3-Channel Animation & Digital Collage Installation

Plastic Fish is a digital collage and animation series installation responding to the plastic pollution crisis that affects thousands of innocent marine creatures in the ocean. The installation was set up in a small, intimate space similar to a sushi restaurant with only one seat and a plastic table setting for one. The audience would take a seat and become an actual customer of this restaurant, faced directly to the center projected wall, where the animation took place and saw themselves as the main character; meanwhile, the restaurant's advertising posters also projected on the 2 side walls.

Plastic Fish was made out of hand-drawn and cut-out images from 27 different photos, capturing plastic pollution scenes in different places around the world. The plastic fish itself was a combination of 42 layers, fully used cut-out plastic images. The eyes were the only non-plastic part in its body, representing its imprisoned soul, struggling to survive.
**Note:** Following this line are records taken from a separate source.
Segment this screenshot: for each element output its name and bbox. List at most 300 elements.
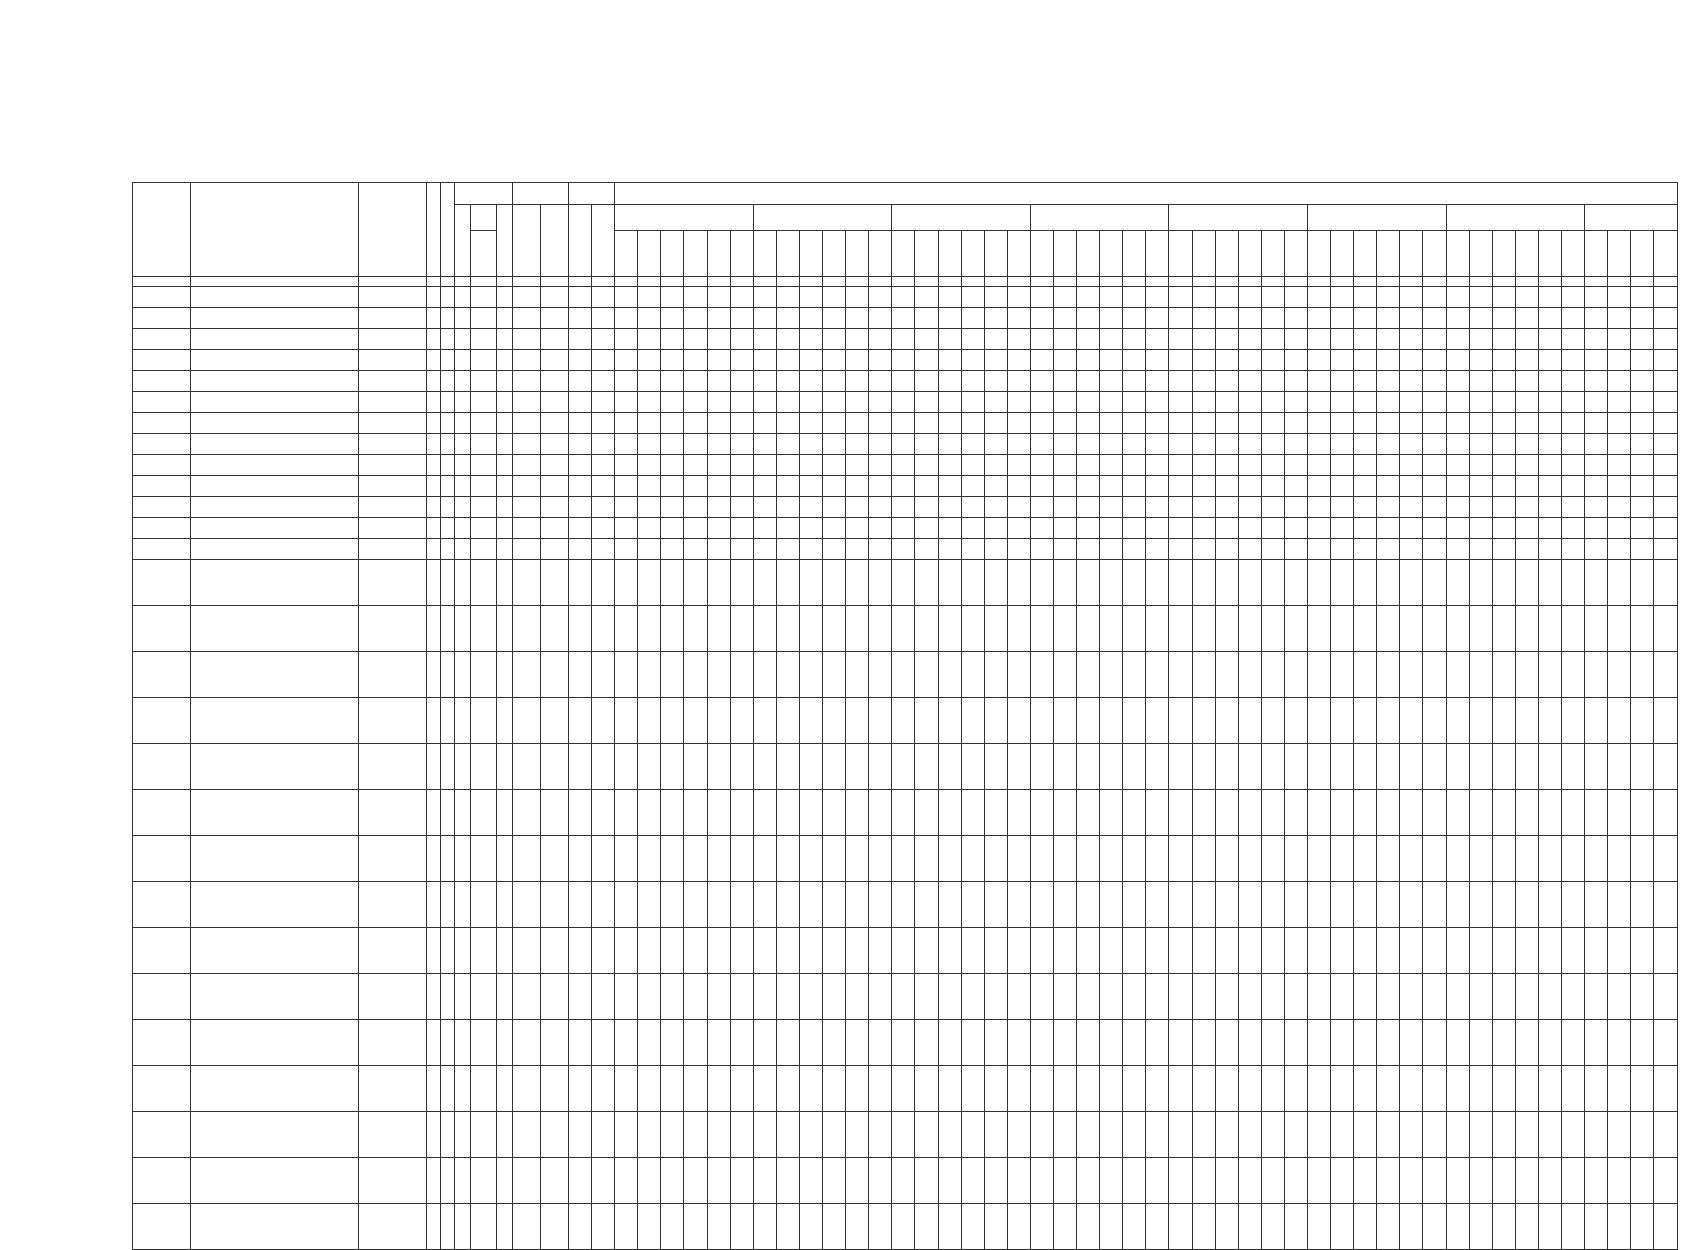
row-value bbox=[592, 350, 615, 371]
row-value bbox=[823, 744, 846, 790]
row-value bbox=[541, 790, 569, 836]
row-value bbox=[1423, 497, 1446, 518]
row-value bbox=[1007, 836, 1030, 882]
row-value bbox=[455, 371, 471, 392]
row-value bbox=[1515, 1204, 1538, 1250]
row-value bbox=[471, 455, 497, 476]
row-value bbox=[846, 1020, 869, 1066]
row-value bbox=[1377, 836, 1400, 882]
row-value bbox=[1469, 476, 1492, 497]
row-value bbox=[569, 287, 592, 308]
row-value bbox=[1608, 1112, 1631, 1158]
column-number bbox=[1100, 277, 1123, 287]
row-identifier bbox=[359, 560, 427, 606]
row-value bbox=[1215, 539, 1238, 560]
row-value bbox=[1331, 371, 1354, 392]
row-value bbox=[984, 1158, 1007, 1204]
row-value bbox=[1400, 1112, 1423, 1158]
row-value bbox=[776, 1020, 799, 1066]
row-value bbox=[961, 882, 984, 928]
row-value bbox=[707, 476, 730, 497]
row-value bbox=[1400, 1158, 1423, 1204]
row-value bbox=[1238, 744, 1261, 790]
row-value bbox=[1446, 882, 1469, 928]
row-value bbox=[1284, 518, 1307, 539]
row-value bbox=[1354, 371, 1377, 392]
row-value bbox=[569, 560, 592, 606]
row-value bbox=[984, 1112, 1007, 1158]
row-value bbox=[938, 539, 961, 560]
row-value bbox=[1261, 606, 1284, 652]
row-value bbox=[1585, 539, 1608, 560]
row-value bbox=[1077, 560, 1100, 606]
row-number bbox=[133, 308, 191, 329]
row-value bbox=[1238, 371, 1261, 392]
row-value bbox=[1354, 1158, 1377, 1204]
row-value bbox=[569, 790, 592, 836]
row-value bbox=[1492, 974, 1515, 1020]
row-value bbox=[1215, 606, 1238, 652]
row-value bbox=[455, 392, 471, 413]
row-value bbox=[1238, 497, 1261, 518]
row-value bbox=[661, 836, 684, 882]
row-name bbox=[191, 413, 359, 434]
row-value bbox=[1238, 1112, 1261, 1158]
row-value bbox=[1077, 790, 1100, 836]
header-column bbox=[961, 231, 984, 277]
row-value bbox=[441, 836, 455, 882]
row-value bbox=[615, 455, 638, 476]
row-value bbox=[1400, 497, 1423, 518]
header-cost-a bbox=[455, 205, 471, 277]
row-value bbox=[1238, 974, 1261, 1020]
header-column bbox=[1123, 231, 1146, 277]
row-value bbox=[1100, 413, 1123, 434]
row-value bbox=[730, 539, 753, 560]
row-value bbox=[823, 455, 846, 476]
row-value bbox=[1215, 698, 1238, 744]
table-row bbox=[133, 413, 1678, 434]
column-number bbox=[869, 277, 892, 287]
row-value bbox=[730, 698, 753, 744]
column-number bbox=[455, 277, 471, 287]
row-value bbox=[1146, 606, 1169, 652]
header-column bbox=[869, 231, 892, 277]
row-value bbox=[441, 1204, 455, 1250]
row-value bbox=[869, 371, 892, 392]
row-value bbox=[799, 392, 822, 413]
row-name bbox=[191, 790, 359, 836]
row-value bbox=[1446, 1066, 1469, 1112]
row-value bbox=[1515, 1066, 1538, 1112]
column-number bbox=[730, 277, 753, 287]
row-value bbox=[615, 1204, 638, 1250]
row-name bbox=[191, 350, 359, 371]
row-value bbox=[1492, 413, 1515, 434]
row-value bbox=[823, 371, 846, 392]
row-value bbox=[869, 392, 892, 413]
row-value bbox=[471, 652, 497, 698]
row-value bbox=[1515, 1020, 1538, 1066]
row-value bbox=[1631, 350, 1654, 371]
row-value bbox=[1654, 928, 1677, 974]
column-number bbox=[776, 277, 799, 287]
row-value bbox=[984, 790, 1007, 836]
row-value bbox=[1423, 308, 1446, 329]
row-value bbox=[569, 698, 592, 744]
column-number bbox=[1562, 277, 1585, 287]
row-value bbox=[799, 434, 822, 455]
row-value bbox=[961, 744, 984, 790]
row-value bbox=[1538, 1204, 1561, 1250]
row-value bbox=[915, 371, 938, 392]
row-value bbox=[1631, 606, 1654, 652]
row-value bbox=[1331, 350, 1354, 371]
row-value bbox=[1215, 652, 1238, 698]
row-value bbox=[497, 606, 513, 652]
row-value bbox=[1308, 434, 1331, 455]
header-column bbox=[846, 231, 869, 277]
header-years-2 bbox=[441, 183, 455, 277]
row-value bbox=[638, 606, 661, 652]
row-value bbox=[1123, 744, 1146, 790]
row-value bbox=[684, 308, 707, 329]
row-value bbox=[471, 974, 497, 1020]
row-value bbox=[892, 1158, 915, 1204]
row-value bbox=[427, 518, 441, 539]
row-value bbox=[892, 1066, 915, 1112]
row-value bbox=[1192, 744, 1215, 790]
row-value bbox=[1169, 1066, 1192, 1112]
row-value bbox=[1100, 455, 1123, 476]
row-value bbox=[1100, 392, 1123, 413]
column-number bbox=[984, 277, 1007, 287]
row-value bbox=[1261, 539, 1284, 560]
row-value bbox=[638, 413, 661, 434]
row-value bbox=[638, 1204, 661, 1250]
document-header bbox=[0, 136, 1698, 144]
row-value bbox=[684, 1020, 707, 1066]
row-value bbox=[455, 698, 471, 744]
row-value bbox=[1585, 371, 1608, 392]
row-value bbox=[730, 744, 753, 790]
row-value bbox=[638, 455, 661, 476]
row-value bbox=[455, 287, 471, 308]
row-value bbox=[1400, 652, 1423, 698]
row-value bbox=[1562, 928, 1585, 974]
row-value bbox=[1585, 928, 1608, 974]
row-value bbox=[1354, 539, 1377, 560]
row-value bbox=[592, 1066, 615, 1112]
row-name bbox=[191, 928, 359, 974]
table-row bbox=[133, 698, 1678, 744]
row-value bbox=[513, 497, 541, 518]
row-value bbox=[1354, 790, 1377, 836]
row-value bbox=[1538, 652, 1561, 698]
row-value bbox=[455, 350, 471, 371]
row-value bbox=[1400, 308, 1423, 329]
row-value bbox=[915, 560, 938, 606]
row-value bbox=[441, 928, 455, 974]
row-value bbox=[892, 882, 915, 928]
row-value bbox=[1146, 790, 1169, 836]
row-value bbox=[1030, 698, 1053, 744]
row-number bbox=[133, 1158, 191, 1204]
row-value bbox=[961, 371, 984, 392]
row-value bbox=[513, 882, 541, 928]
row-value bbox=[1192, 476, 1215, 497]
row-value bbox=[541, 308, 569, 329]
row-value bbox=[615, 350, 638, 371]
row-value bbox=[892, 1204, 915, 1250]
row-value bbox=[513, 928, 541, 974]
row-value bbox=[513, 371, 541, 392]
row-value bbox=[1238, 308, 1261, 329]
row-value bbox=[869, 308, 892, 329]
row-value bbox=[1400, 539, 1423, 560]
row-value bbox=[661, 790, 684, 836]
header-column bbox=[776, 231, 799, 277]
row-number bbox=[133, 1066, 191, 1112]
row-value bbox=[441, 371, 455, 392]
row-value bbox=[427, 882, 441, 928]
row-value bbox=[684, 413, 707, 434]
row-name bbox=[191, 434, 359, 455]
row-value bbox=[569, 350, 592, 371]
header-column bbox=[1654, 231, 1677, 277]
row-value bbox=[938, 329, 961, 350]
row-value bbox=[1192, 836, 1215, 882]
row-value bbox=[1308, 1112, 1331, 1158]
row-value bbox=[1261, 308, 1284, 329]
row-value bbox=[592, 882, 615, 928]
column-number bbox=[592, 277, 615, 287]
row-value bbox=[1215, 882, 1238, 928]
row-value bbox=[1538, 1158, 1561, 1204]
row-value bbox=[1608, 287, 1631, 308]
row-value bbox=[753, 790, 776, 836]
row-value bbox=[846, 1066, 869, 1112]
row-value bbox=[753, 287, 776, 308]
row-value bbox=[1030, 329, 1053, 350]
row-value bbox=[915, 606, 938, 652]
row-value bbox=[1238, 539, 1261, 560]
header-column bbox=[1469, 231, 1492, 277]
row-value bbox=[497, 836, 513, 882]
row-value bbox=[1308, 836, 1331, 882]
row-value bbox=[1284, 1112, 1307, 1158]
row-value bbox=[799, 836, 822, 882]
header-column bbox=[1446, 231, 1469, 277]
row-value bbox=[455, 497, 471, 518]
row-value bbox=[1146, 1066, 1169, 1112]
row-identifier bbox=[359, 518, 427, 539]
row-value bbox=[541, 1020, 569, 1066]
row-value bbox=[1077, 1158, 1100, 1204]
row-value bbox=[1331, 413, 1354, 434]
row-value bbox=[1354, 434, 1377, 455]
row-value bbox=[730, 413, 753, 434]
row-value bbox=[1238, 560, 1261, 606]
row-value bbox=[615, 329, 638, 350]
row-value bbox=[1077, 392, 1100, 413]
row-value bbox=[541, 698, 569, 744]
row-value bbox=[1030, 928, 1053, 974]
row-value bbox=[1007, 329, 1030, 350]
row-value bbox=[846, 1204, 869, 1250]
row-value bbox=[1377, 476, 1400, 497]
row-value bbox=[1146, 1204, 1169, 1250]
column-number bbox=[471, 277, 497, 287]
row-value bbox=[497, 974, 513, 1020]
row-value bbox=[569, 455, 592, 476]
row-value bbox=[1608, 1020, 1631, 1066]
row-value bbox=[1007, 371, 1030, 392]
row-value bbox=[823, 606, 846, 652]
row-value bbox=[1562, 497, 1585, 518]
row-value bbox=[892, 392, 915, 413]
row-value bbox=[730, 606, 753, 652]
row-value bbox=[638, 744, 661, 790]
row-value bbox=[1146, 287, 1169, 308]
column-number bbox=[1377, 277, 1400, 287]
row-value bbox=[984, 455, 1007, 476]
row-value bbox=[1538, 928, 1561, 974]
row-value bbox=[730, 974, 753, 1020]
row-value bbox=[471, 928, 497, 974]
row-value bbox=[1100, 698, 1123, 744]
row-value bbox=[1354, 1020, 1377, 1066]
row-value bbox=[823, 836, 846, 882]
row-value bbox=[638, 882, 661, 928]
row-value bbox=[961, 350, 984, 371]
row-value bbox=[1192, 1158, 1215, 1204]
row-value bbox=[869, 329, 892, 350]
row-value bbox=[1053, 329, 1076, 350]
header-cost-c bbox=[497, 205, 513, 277]
row-value bbox=[661, 1066, 684, 1112]
row-value bbox=[541, 652, 569, 698]
row-value bbox=[961, 1066, 984, 1112]
row-value bbox=[869, 790, 892, 836]
row-value bbox=[1169, 476, 1192, 497]
row-value bbox=[1030, 308, 1053, 329]
row-value bbox=[1192, 413, 1215, 434]
row-value bbox=[638, 652, 661, 698]
row-value bbox=[1515, 350, 1538, 371]
row-value bbox=[1077, 350, 1100, 371]
row-value bbox=[1007, 350, 1030, 371]
row-value bbox=[592, 698, 615, 744]
row-value bbox=[1562, 836, 1585, 882]
row-value bbox=[1469, 1158, 1492, 1204]
row-value bbox=[892, 476, 915, 497]
row-value bbox=[1562, 606, 1585, 652]
row-value bbox=[1515, 652, 1538, 698]
row-value bbox=[1308, 698, 1331, 744]
row-value bbox=[1053, 1020, 1076, 1066]
row-value bbox=[1492, 455, 1515, 476]
row-value bbox=[707, 790, 730, 836]
row-identifier bbox=[359, 539, 427, 560]
row-number bbox=[133, 928, 191, 974]
row-value bbox=[1123, 476, 1146, 497]
row-value bbox=[541, 392, 569, 413]
row-value bbox=[984, 836, 1007, 882]
row-value bbox=[1261, 287, 1284, 308]
row-value bbox=[961, 455, 984, 476]
column-number bbox=[133, 277, 191, 287]
row-value bbox=[1261, 371, 1284, 392]
row-value bbox=[869, 350, 892, 371]
row-value bbox=[513, 392, 541, 413]
row-value bbox=[984, 882, 1007, 928]
row-value bbox=[513, 836, 541, 882]
row-value bbox=[1308, 413, 1331, 434]
column-number bbox=[823, 277, 846, 287]
row-value bbox=[1146, 497, 1169, 518]
row-name bbox=[191, 560, 359, 606]
row-value bbox=[569, 518, 592, 539]
row-value bbox=[1169, 539, 1192, 560]
row-value bbox=[1331, 497, 1354, 518]
row-value bbox=[1169, 560, 1192, 606]
table-row bbox=[133, 974, 1678, 1020]
row-value bbox=[427, 1020, 441, 1066]
row-value bbox=[1007, 518, 1030, 539]
row-value bbox=[1100, 928, 1123, 974]
header-plan-sub bbox=[471, 231, 497, 277]
row-value bbox=[938, 392, 961, 413]
row-value bbox=[497, 560, 513, 606]
row-value bbox=[753, 455, 776, 476]
row-name bbox=[191, 974, 359, 1020]
row-value bbox=[1492, 476, 1515, 497]
row-value bbox=[1192, 392, 1215, 413]
row-value bbox=[1469, 974, 1492, 1020]
row-value bbox=[1492, 392, 1515, 413]
row-value bbox=[455, 1020, 471, 1066]
row-value bbox=[427, 350, 441, 371]
row-value bbox=[892, 744, 915, 790]
row-value bbox=[1007, 606, 1030, 652]
row-value bbox=[1400, 560, 1423, 606]
row-value bbox=[1377, 392, 1400, 413]
row-value bbox=[1377, 497, 1400, 518]
row-number bbox=[133, 744, 191, 790]
row-value bbox=[638, 836, 661, 882]
row-number bbox=[133, 455, 191, 476]
row-value bbox=[615, 974, 638, 1020]
row-value bbox=[938, 606, 961, 652]
row-value bbox=[1354, 455, 1377, 476]
row-value bbox=[823, 497, 846, 518]
header-column bbox=[1146, 231, 1169, 277]
row-value bbox=[730, 308, 753, 329]
row-value bbox=[684, 392, 707, 413]
row-value bbox=[1284, 371, 1307, 392]
row-value bbox=[1654, 974, 1677, 1020]
row-value bbox=[1123, 1204, 1146, 1250]
row-name bbox=[191, 287, 359, 308]
row-value bbox=[892, 606, 915, 652]
row-number bbox=[133, 652, 191, 698]
row-value bbox=[1123, 1066, 1146, 1112]
row-value bbox=[541, 350, 569, 371]
row-value bbox=[1261, 836, 1284, 882]
row-value bbox=[1492, 497, 1515, 518]
row-value bbox=[961, 539, 984, 560]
While the 2 digital collages depict the torment that plastic pollution has caused to the marine life, seeking sympathy, the animation, on the other hand, shows it in a different perspective that raises awareness. A restaurant made from plastic waste, people wearing plastic garments, a tank full of plastic bottles, fish with plastic organs, a plastic sushi knife, plate, chopsticks and even plastic food. Plastic has become an everyday thing, we are living with plastic; yes, we 'consume' plastic; we are the plastic fish.

The use of colour also plays an important role in Plastic Fish, where every used colour has a meaning and reason behind it. According to David Webster Lee: "The green of foliage is a symbol of life on our planet, an indicator of life’s productivity" [1]. Indeed, green is the colour of life on earth, whereas blue is the representation of aquatic life. Green, blue and purple are the 3 primary colours used in the series; purple symbolizes poison. 

[1] Lee, David Webster. Nature’s Palette : The Science of Plant Color. University of Chicago Press, 2007.